20 Kilometer nach Moûtiers empfängt den Besucher ein höchst erfreuliches Gesicht: St. Martin de Belleville. Früher war der Ort ein armes Bauerndorf, dessen Einwohner mehr überlebten als lebten. Die Erschließung des Skigebiets im benachbarten Les Menuires und in Val Thorens vor 60 Jahren gaben das Signal zum Aufbruch. 1984 schloss sich St. Martin mit seinen wenigen Pisten an die Trois Vallées an, seither floss viel Geld in die heute wie geschleckt wirkende Gemeinde. Um die schmucke, natürlich dem Heiligen Sankt Martin gewidmete barocke Dorfkirche ducken sich alte Bauernhäuser aus Stein, die oft in schicke Châlets verwandelt wurden. In einem der Häuser versteckt sich ein höchst sehenswertes Heimatmuseum, das eindrücklich die Entwicklung des Orts mit seinen heute rund 1.000 festen Einwohnern dokumentiert. Die Kirche, ein altes Backhaus und ein öffentlicher Waschplatz verströmen bis heute den Geist der nicht immer guten alten Zeit.

Trois Vallées
Hübsch – aber teuer: Saint Martin de Belleville. – Foto: Klaus Pfenning / Mortimer Reisemagazin

In St. Martin de Belleville dominiert der sanfte Tourismus, Hochhäuser findet man hier keine. Dafür zahlreiche neue und chique Châlets. Wie viel man für 50 Quadratmeter ausgeben muss? „Mindestens eine Million Euro“, sagt Tourismus-Manager Sébastien Pomini, „es können aber auch zwei werden.“ Die Immobilienpreise seien durchaus vergleichbar mit denen in Paris, sagt er. Und zwar nicht mit denen am Stadtrand, sondern in der Nähe des Eiffelturms. Oh la la…

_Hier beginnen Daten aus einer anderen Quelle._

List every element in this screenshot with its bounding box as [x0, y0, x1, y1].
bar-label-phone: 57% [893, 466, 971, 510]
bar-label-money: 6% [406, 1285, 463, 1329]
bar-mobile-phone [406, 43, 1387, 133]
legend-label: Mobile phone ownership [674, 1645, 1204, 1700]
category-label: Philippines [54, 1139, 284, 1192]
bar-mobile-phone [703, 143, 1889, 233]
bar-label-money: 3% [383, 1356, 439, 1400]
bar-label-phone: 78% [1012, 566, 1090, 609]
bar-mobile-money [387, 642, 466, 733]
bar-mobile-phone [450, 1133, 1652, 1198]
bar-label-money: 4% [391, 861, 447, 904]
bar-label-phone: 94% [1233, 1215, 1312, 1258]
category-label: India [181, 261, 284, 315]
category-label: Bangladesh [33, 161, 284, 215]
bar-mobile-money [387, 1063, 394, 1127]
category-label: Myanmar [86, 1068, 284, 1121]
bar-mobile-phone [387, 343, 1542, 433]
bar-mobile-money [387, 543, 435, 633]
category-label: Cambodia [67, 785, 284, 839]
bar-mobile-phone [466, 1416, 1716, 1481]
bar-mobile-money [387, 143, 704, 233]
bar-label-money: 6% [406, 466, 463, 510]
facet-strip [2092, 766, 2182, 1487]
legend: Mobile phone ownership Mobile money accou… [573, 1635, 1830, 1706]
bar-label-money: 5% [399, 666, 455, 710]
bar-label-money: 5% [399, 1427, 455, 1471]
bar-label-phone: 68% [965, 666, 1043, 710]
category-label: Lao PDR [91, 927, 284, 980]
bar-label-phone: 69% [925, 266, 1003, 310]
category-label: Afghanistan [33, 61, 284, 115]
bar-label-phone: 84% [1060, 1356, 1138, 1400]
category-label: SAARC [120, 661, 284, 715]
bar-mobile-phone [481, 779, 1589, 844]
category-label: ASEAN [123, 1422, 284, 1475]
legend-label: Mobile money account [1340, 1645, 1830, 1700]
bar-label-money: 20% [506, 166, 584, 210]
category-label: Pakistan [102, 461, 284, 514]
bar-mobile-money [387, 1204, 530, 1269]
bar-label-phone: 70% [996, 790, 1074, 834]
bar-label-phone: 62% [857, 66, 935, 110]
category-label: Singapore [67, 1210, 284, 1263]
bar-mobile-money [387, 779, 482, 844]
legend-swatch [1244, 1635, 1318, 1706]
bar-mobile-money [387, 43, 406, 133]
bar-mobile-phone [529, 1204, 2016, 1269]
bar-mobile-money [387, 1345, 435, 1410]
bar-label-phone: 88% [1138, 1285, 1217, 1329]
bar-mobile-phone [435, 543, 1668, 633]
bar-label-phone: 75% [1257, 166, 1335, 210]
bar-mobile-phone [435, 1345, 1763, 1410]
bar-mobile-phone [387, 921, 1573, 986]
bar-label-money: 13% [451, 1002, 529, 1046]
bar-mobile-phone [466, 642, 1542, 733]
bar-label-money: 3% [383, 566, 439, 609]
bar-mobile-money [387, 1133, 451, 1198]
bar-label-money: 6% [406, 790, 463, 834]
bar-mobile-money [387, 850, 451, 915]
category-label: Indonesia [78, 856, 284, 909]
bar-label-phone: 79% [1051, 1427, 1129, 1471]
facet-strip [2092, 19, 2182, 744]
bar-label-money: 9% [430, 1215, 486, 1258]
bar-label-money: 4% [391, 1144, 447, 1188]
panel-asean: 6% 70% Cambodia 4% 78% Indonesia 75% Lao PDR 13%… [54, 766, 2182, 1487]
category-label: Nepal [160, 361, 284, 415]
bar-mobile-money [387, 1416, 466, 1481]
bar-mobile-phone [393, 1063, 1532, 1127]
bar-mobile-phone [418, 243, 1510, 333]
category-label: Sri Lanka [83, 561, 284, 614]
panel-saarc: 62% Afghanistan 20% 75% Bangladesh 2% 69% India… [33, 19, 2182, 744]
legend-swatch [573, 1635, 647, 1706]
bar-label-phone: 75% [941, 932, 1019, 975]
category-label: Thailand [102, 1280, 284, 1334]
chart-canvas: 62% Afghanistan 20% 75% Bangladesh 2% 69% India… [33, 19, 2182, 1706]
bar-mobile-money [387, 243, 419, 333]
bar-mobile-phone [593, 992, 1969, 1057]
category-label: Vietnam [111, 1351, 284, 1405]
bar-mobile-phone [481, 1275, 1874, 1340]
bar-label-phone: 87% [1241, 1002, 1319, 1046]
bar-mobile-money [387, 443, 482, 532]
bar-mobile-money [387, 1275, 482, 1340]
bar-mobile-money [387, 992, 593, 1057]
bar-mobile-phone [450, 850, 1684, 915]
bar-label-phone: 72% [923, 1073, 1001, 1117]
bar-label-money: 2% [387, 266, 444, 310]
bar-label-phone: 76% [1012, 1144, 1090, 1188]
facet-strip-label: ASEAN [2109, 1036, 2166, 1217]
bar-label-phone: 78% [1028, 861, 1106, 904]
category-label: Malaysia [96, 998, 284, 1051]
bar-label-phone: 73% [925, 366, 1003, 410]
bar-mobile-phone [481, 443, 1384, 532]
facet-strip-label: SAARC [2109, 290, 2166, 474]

Kein Schnäppchen: Eine Million Euro für 50 Quadratmeter. – Foto: Klaus Pfenning / Mortimer Reisemagazin

Wer ein solches Châlet sein eigen nennt, der bringt Geld mit. Zum Beispiel für zwei Restaurants mit jeweils einem Michelin-Stern. Früher waren es sogar drei besternte Lokale. Selbst in normalen Gaststätten kostet ein Hauptgang mehr als 40 Euro, der halbe Liter Bier liegt bei etwa zehn. Sternemäßig ist das aber nichts gegen das mondäne Courchevel zwei Täler weiter. Nicht weniger als sieben Restaurants wurden hier vom Guide Michelin auf die höchsten Stufen gehoben, zusammen kommen sie auf 13 Sterne.

Alpiner Brutalismus: Les Menuires

Hübsch hässlich: Les Menuires. – Foto: Klaus Pfenning / Mortimer Reisemagazin

Eine viertel Autostunde weiter talaufwärts dann das genaue Gegenbeispiel von St. Martin: Les Menuires. Noch vor 70 Jahren gab es dort auf 1.850 Metern Höhe nichts als Almen mit Kühen und Schafen im Sommer und Nichts im Winter. Wie in weiten Teilen der französischen Alpen. Um der grassierenden Landflucht zu begegnen und zugleich Urlaubsziele für die breite Masse zu schaffen, entwickelte die Regierung Pompidou Anfang der 1960er Jahre den „Plan Neige“, den Schneeplan.

Die Bergwelt des Trois Vallées. – Foto: Klaus Pfenning / Mortimer Reisemagazin

Wenige Jahre später wuchs ein Dutzend Retortenstationen aus dem kargen Boden, darunter Les Menuires. Inspiriert von der Handschrift des Star-Architekten Le Corbusier entstand eine Siedlung, die das Herz von Architekturfans noch heute höher schlagen und das der Alpenromantiker fast zum Stillstand bringt: eine wilde Ansammlung von Hochhäusern und Kästen, Klötzen und Blöcken. Der größte von ihnen beherbergt mehr als 500 Appartements.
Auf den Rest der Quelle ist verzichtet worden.